Here is a picture showing the screws you will need to remove. There are 3 different sets:
1 set (red) Retains the motor cover
1 set (green) Attaches the motor to the base
1 set (blue) Retains the backing plate to the base
This is the base with the plate and motor removed. Check all the solder joints and ensure all the rails are tight.
This is the motor. I've identified the surfaces I service with lubrication. Blue for CRC 2-26 and red for Labelle 107. Additionally, check all solder joints.
Assembly is reverse of disassemble. Just be cognoscente of the frog pin and motor alignment. (The pin is in the middle of the 4 blue circles in the last picture).
Here is a link to Olen's Trains which supplies parts you may find you need and shows an exploded diagram:
http://www.olsenstoy.com/searchcd31.htm?itm=673
Hope that helps!
@Dick S posted:I am repairing a box of 0-22 switches. I have 2 problems. One powers up OK but when the controller is hit, in either direction, the switch vibrates but does not open or close all the way. The second one only works in one direction. Any help would be appreciated to solve the problems.
Not sure I am allowed to post a direct link so.....
search google for
“o22 servoguy”
He has a very detailed step by step process to fix the o22. I have used it to refurbish about 20 switches very successfully. It is all in the “google machine” but servoguy wrote it up nicely.

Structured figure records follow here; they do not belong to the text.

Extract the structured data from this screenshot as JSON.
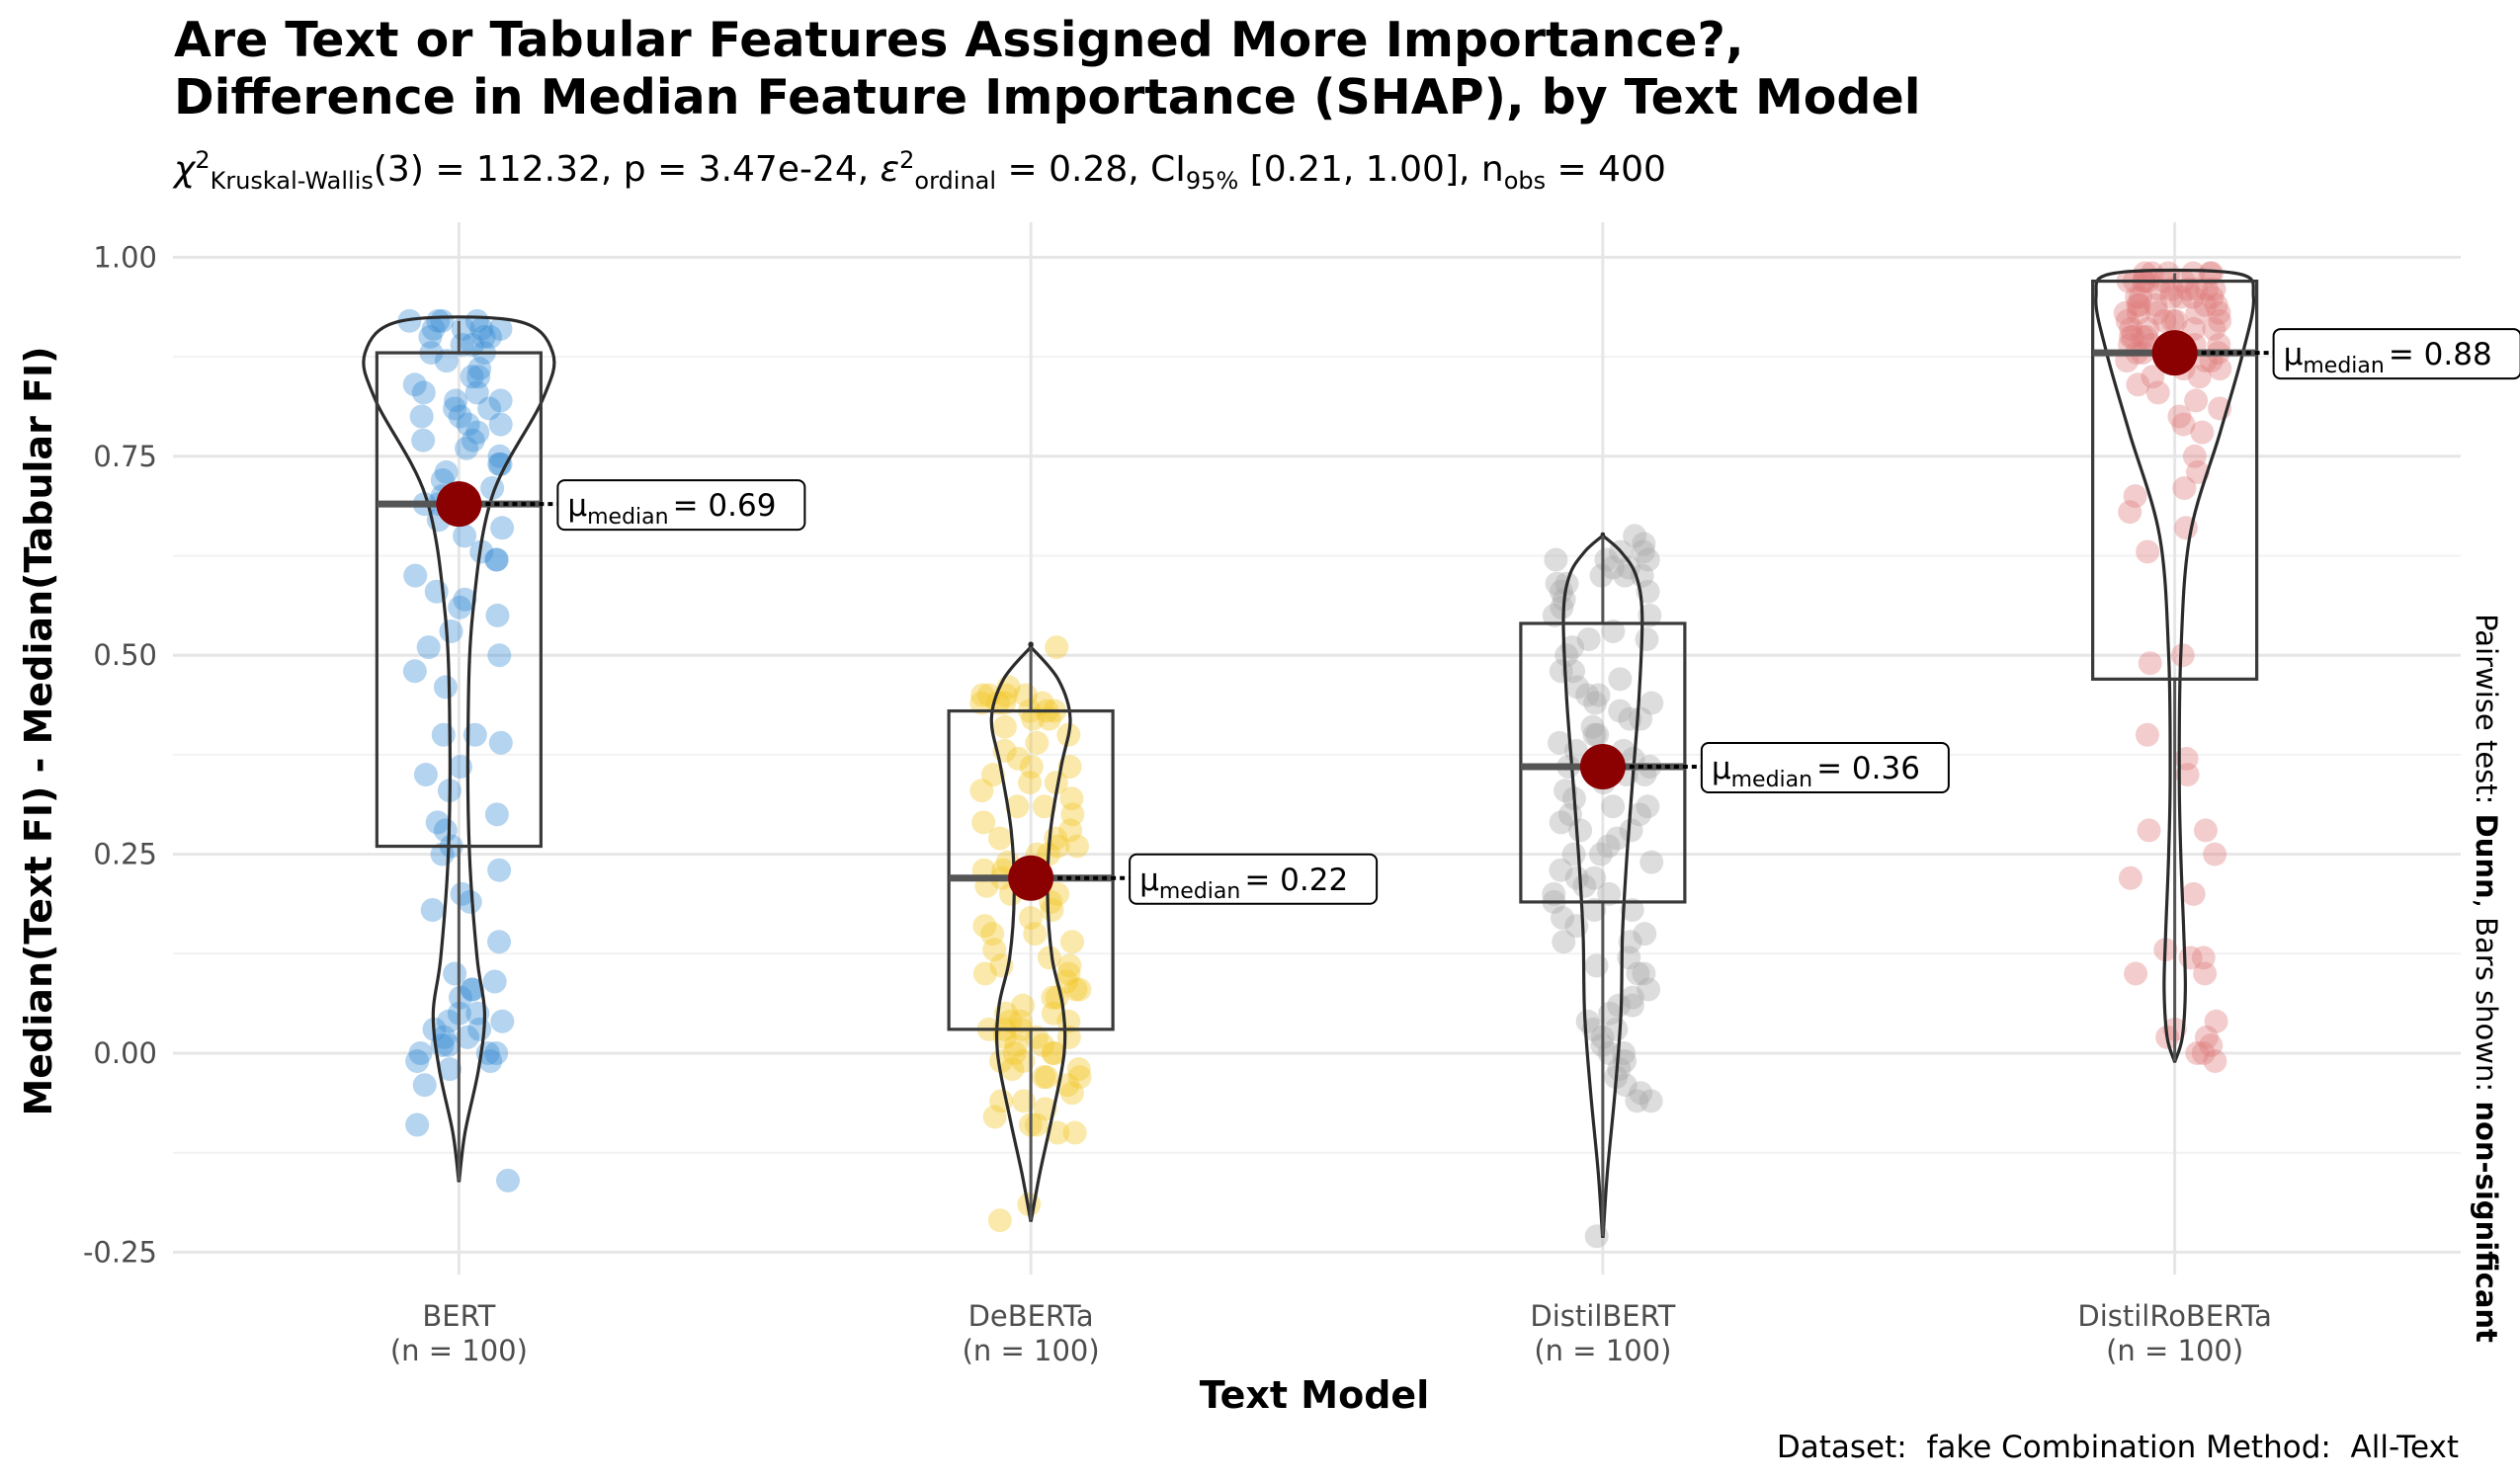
{
  "title_line1": "Are Text or Tabular Features Assigned More Importance?,",
  "title_line2": "Difference in Median Feature Importance (SHAP), by Text Model",
  "subtitle": {
    "chi_symbol": "χ",
    "chi_sup": "2",
    "chi_sub": "Kruskal-Wallis",
    "stat_text": "(3) = 112.32, p = 3.47e-24, ",
    "eps_symbol": "ε",
    "eps_sup": "2",
    "eps_sub": "ordinal",
    "eps_text": " = 0.28, CI",
    "ci_sub": "95%",
    "ci_text": " [0.21, 1.00], n",
    "n_sub": "obs",
    "n_text": " = 400"
  },
  "side_label": {
    "prefix": "Pairwise test: ",
    "test": "Dunn",
    "middle": ", Bars shown: ",
    "bars": "non-significant"
  },
  "caption": "Dataset:  fake Combination Method:  All-Text",
  "colors": {
    "BERT": "#3a8fd6",
    "DeBERTa": "#f2c623",
    "DistilBERT": "#a6a6a6",
    "DistilRoBERTa": "#e07b7b",
    "median_point": "#8b0000"
  },
  "chart_data": {
    "type": "violin-box-jitter",
    "xlabel": "Text Model",
    "ylabel": "Median(Text FI) - Median(Tabular FI)",
    "ylim": [
      -0.28,
      1.04
    ],
    "yticks": [
      -0.25,
      0.0,
      0.25,
      0.5,
      0.75,
      1.0
    ],
    "ytick_labels": [
      "-0.25",
      "0.00",
      "0.25",
      "0.50",
      "0.75",
      "1.00"
    ],
    "grid": true,
    "median_label_prefix": "μ",
    "median_label_sub": "median",
    "groups": [
      {
        "name": "BERT",
        "n_label": "(n = 100)",
        "median": 0.69,
        "median_label": "= 0.69",
        "q1": 0.26,
        "q3": 0.88,
        "min": -0.16,
        "max": 0.92,
        "violin": [
          [
            -0.16,
            0.002
          ],
          [
            -0.1,
            0.04
          ],
          [
            -0.02,
            0.13
          ],
          [
            0.05,
            0.17
          ],
          [
            0.12,
            0.12
          ],
          [
            0.25,
            0.07
          ],
          [
            0.4,
            0.06
          ],
          [
            0.55,
            0.09
          ],
          [
            0.7,
            0.22
          ],
          [
            0.82,
            0.55
          ],
          [
            0.88,
            0.62
          ],
          [
            0.92,
            0.38
          ]
        ],
        "points": [
          0.92,
          0.91,
          0.92,
          0.9,
          0.91,
          0.89,
          0.92,
          0.9,
          0.88,
          0.91,
          0.92,
          0.89,
          0.9,
          0.91,
          0.87,
          0.86,
          0.85,
          0.84,
          0.83,
          0.82,
          0.82,
          0.81,
          0.8,
          0.8,
          0.79,
          0.78,
          0.77,
          0.76,
          0.75,
          0.74,
          0.73,
          0.72,
          0.71,
          0.7,
          0.69,
          0.69,
          0.68,
          0.67,
          0.66,
          0.65,
          0.63,
          0.62,
          0.6,
          0.58,
          0.57,
          0.56,
          0.53,
          0.51,
          0.5,
          0.48,
          0.46,
          0.4,
          0.4,
          0.39,
          0.36,
          0.35,
          0.33,
          0.29,
          0.28,
          0.26,
          0.25,
          0.2,
          0.19,
          0.18,
          0.14,
          0.1,
          0.09,
          0.08,
          0.08,
          0.07,
          0.05,
          0.05,
          0.04,
          0.04,
          0.03,
          0.03,
          0.02,
          0.02,
          0.01,
          0.01,
          0.0,
          0.0,
          0.0,
          -0.01,
          -0.01,
          -0.02,
          -0.04,
          -0.09,
          -0.16,
          0.88,
          0.85,
          0.83,
          0.81,
          0.79,
          0.77,
          0.74,
          0.62,
          0.55,
          0.3,
          0.23
        ]
      },
      {
        "name": "DeBERTa",
        "n_label": "(n = 100)",
        "median": 0.22,
        "median_label": "= 0.22",
        "q1": 0.03,
        "q3": 0.43,
        "min": -0.21,
        "max": 0.51,
        "violin": [
          [
            -0.21,
            0.002
          ],
          [
            -0.15,
            0.06
          ],
          [
            -0.08,
            0.14
          ],
          [
            0.0,
            0.22
          ],
          [
            0.06,
            0.21
          ],
          [
            0.12,
            0.14
          ],
          [
            0.2,
            0.11
          ],
          [
            0.28,
            0.13
          ],
          [
            0.36,
            0.2
          ],
          [
            0.42,
            0.26
          ],
          [
            0.47,
            0.18
          ],
          [
            0.51,
            0.002
          ]
        ],
        "points": [
          0.51,
          0.46,
          0.45,
          0.45,
          0.45,
          0.44,
          0.44,
          0.44,
          0.43,
          0.43,
          0.42,
          0.41,
          0.4,
          0.38,
          0.37,
          0.36,
          0.35,
          0.34,
          0.33,
          0.32,
          0.31,
          0.3,
          0.29,
          0.28,
          0.27,
          0.26,
          0.25,
          0.25,
          0.24,
          0.23,
          0.22,
          0.22,
          0.21,
          0.2,
          0.19,
          0.18,
          0.17,
          0.16,
          0.15,
          0.14,
          0.13,
          0.12,
          0.11,
          0.1,
          0.1,
          0.09,
          0.08,
          0.08,
          0.07,
          0.06,
          0.05,
          0.05,
          0.04,
          0.04,
          0.03,
          0.03,
          0.02,
          0.02,
          0.01,
          0.01,
          0.0,
          0.0,
          0.0,
          -0.01,
          -0.01,
          -0.02,
          -0.02,
          -0.03,
          -0.03,
          -0.04,
          -0.05,
          -0.06,
          -0.07,
          -0.08,
          -0.09,
          -0.09,
          -0.1,
          -0.1,
          -0.19,
          -0.21,
          0.45,
          0.44,
          0.43,
          0.42,
          0.39,
          0.36,
          0.34,
          0.31,
          0.27,
          0.23,
          0.2,
          0.15,
          0.11,
          0.07,
          0.04,
          0.02,
          -0.03,
          -0.06,
          0.03,
          0.26
        ]
      },
      {
        "name": "DistilBERT",
        "n_label": "(n = 100)",
        "median": 0.36,
        "median_label": "= 0.36",
        "q1": 0.19,
        "q3": 0.54,
        "min": -0.23,
        "max": 0.65,
        "violin": [
          [
            -0.23,
            0.002
          ],
          [
            -0.15,
            0.03
          ],
          [
            -0.05,
            0.08
          ],
          [
            0.05,
            0.12
          ],
          [
            0.15,
            0.13
          ],
          [
            0.25,
            0.16
          ],
          [
            0.35,
            0.2
          ],
          [
            0.45,
            0.24
          ],
          [
            0.55,
            0.26
          ],
          [
            0.6,
            0.22
          ],
          [
            0.63,
            0.12
          ],
          [
            0.65,
            0.002
          ]
        ],
        "points": [
          0.65,
          0.64,
          0.63,
          0.63,
          0.62,
          0.62,
          0.61,
          0.61,
          0.6,
          0.6,
          0.59,
          0.59,
          0.58,
          0.57,
          0.56,
          0.55,
          0.53,
          0.52,
          0.51,
          0.5,
          0.48,
          0.47,
          0.46,
          0.45,
          0.44,
          0.44,
          0.43,
          0.42,
          0.41,
          0.4,
          0.39,
          0.38,
          0.37,
          0.36,
          0.36,
          0.35,
          0.34,
          0.33,
          0.32,
          0.31,
          0.3,
          0.29,
          0.28,
          0.27,
          0.26,
          0.25,
          0.24,
          0.23,
          0.22,
          0.21,
          0.2,
          0.19,
          0.18,
          0.17,
          0.16,
          0.15,
          0.14,
          0.12,
          0.11,
          0.1,
          0.08,
          0.07,
          0.06,
          0.05,
          0.04,
          0.03,
          0.02,
          0.01,
          0.0,
          -0.01,
          -0.02,
          -0.03,
          -0.04,
          -0.05,
          -0.06,
          -0.06,
          -0.23,
          0.6,
          0.58,
          0.55,
          0.52,
          0.48,
          0.45,
          0.42,
          0.38,
          0.35,
          0.31,
          0.28,
          0.25,
          0.22,
          0.18,
          0.14,
          0.1,
          0.06,
          0.03,
          0.0,
          0.62,
          0.4,
          0.3,
          0.2
        ]
      },
      {
        "name": "DistilRoBERTa",
        "n_label": "(n = 100)",
        "median": 0.88,
        "median_label": "= 0.88",
        "q1": 0.47,
        "q3": 0.97,
        "min": -0.01,
        "max": 0.98,
        "violin": [
          [
            -0.01,
            0.002
          ],
          [
            0.02,
            0.05
          ],
          [
            0.08,
            0.07
          ],
          [
            0.15,
            0.06
          ],
          [
            0.25,
            0.04
          ],
          [
            0.35,
            0.03
          ],
          [
            0.5,
            0.04
          ],
          [
            0.65,
            0.1
          ],
          [
            0.78,
            0.3
          ],
          [
            0.88,
            0.45
          ],
          [
            0.95,
            0.52
          ],
          [
            0.98,
            0.4
          ]
        ],
        "points": [
          0.98,
          0.98,
          0.98,
          0.98,
          0.97,
          0.97,
          0.97,
          0.97,
          0.96,
          0.96,
          0.96,
          0.95,
          0.95,
          0.95,
          0.94,
          0.94,
          0.93,
          0.93,
          0.92,
          0.92,
          0.91,
          0.91,
          0.9,
          0.9,
          0.89,
          0.89,
          0.88,
          0.88,
          0.88,
          0.87,
          0.87,
          0.86,
          0.85,
          0.84,
          0.83,
          0.82,
          0.81,
          0.8,
          0.79,
          0.78,
          0.75,
          0.73,
          0.71,
          0.7,
          0.68,
          0.66,
          0.63,
          0.5,
          0.49,
          0.4,
          0.37,
          0.35,
          0.28,
          0.28,
          0.25,
          0.22,
          0.2,
          0.13,
          0.12,
          0.12,
          0.1,
          0.1,
          0.04,
          0.03,
          0.02,
          0.02,
          0.01,
          0.0,
          0.0,
          -0.01,
          0.98,
          0.97,
          0.96,
          0.95,
          0.94,
          0.93,
          0.92,
          0.91,
          0.9,
          0.89,
          0.88,
          0.87,
          0.86,
          0.85,
          0.98,
          0.97,
          0.96,
          0.95,
          0.94,
          0.93,
          0.92,
          0.91,
          0.9,
          0.89,
          0.97,
          0.96,
          0.95,
          0.94,
          0.93,
          0.92
        ]
      }
    ]
  }
}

Thank you. I have repaired 100 of them but these 2 have me stumped.
A key point that I haven't yet seen in this conversation. To me the chatter indicates a short between the insulated rail and the other rails. It's easy to find with the switch isolated and no power. Just use a continuity tester around the gap in the rail. If it lights, check the soldered connection under the joint shown in the middle of the lower rail in the middle photo. The clips holding both parts of the rail are only 1/16" apart. The solder may have loosened with age causing contact across the rail gap.
I've found that to be a problem several times on the curved rail.
Here's what I would do about the switch controller that works only one way. First see if the other controller throws the switch properly. Then you'll know whether the problem is controller or switch.
You can also swap the two outside connections to the switch. If that makes the switch throw in the opposite direction from before when you pull the lever in the same direction, then one side of the controller is defective.
IF you've decided the problem is in the switch, then first test the coils on the switch motor. Use a test lead to connect one side of your test voltage source to the fixed voltage plug. Then with another test lead connected to the other side of the source, touch the connection to each coil. If both of them throw the switch, then the problem is somewhere in the switch wiring. In that case, the switch goes into my batch of switches to sell on eBay in a batch as for parts or repair.
But before doing any of that electrical testing, clean all contacts and be sure that all parts move easily.
This thread is an excellent tutorial for fixing Lionel Postwar 022 switches, which I think are outstanding products.
Thank you to all who have contributed to this thread. Arnold
@bmoran4 posted:You probably have a broken solder joint internally. Might as well open them up and service them up real nice.
Here is a picture showing the screws you will need to remove. There are 3 different sets:
1 set (red) Retains the motor cover
1 set (green) Attaches the motor to the base
1 set (blue) Retains the backing plate to the base
This is the base with the plate and motor removed. Check all the solder joints and ensure all the rails are tight.
This is the motor. I've identified the surfaces I service with lubrication. Blue for CRC 2-26 and red for Labelle 107. Additionally, check all solder joints.
Assembly is reverse of disassemble. Just be cognoscente of the frog pin and motor alignment. (The pin is in the middle of the 4 blue circles in the last picture).
Here is a link to Olen's Trains which supplies parts you may find you need and shows an exploded diagram:
http://www.olsenstoy.com/searchcd31.htm?itm=673
Hope that helps!
My bet this is the problem = been there - done that one. Easy - peasy fix.
Had this same thing happen to me. Spent hours going through the switch. Finally gave up. Was about to buy another on eBay when I thought what about the controller! Sure enough one of the wires was shorted inside it.........
Thank you all for your help!!!!
Thank you mlaughlinnnyc. You hit the nail on the head. The switch that threw only one way had a broken wire under one post. The one that chattered had a broken solder joint under the track. All is fixed now. Thanks you and everyone else who responded to my request for help.
IMO this topic is a very helpful resource for the Lionel Postwar lovers out there, which includes me.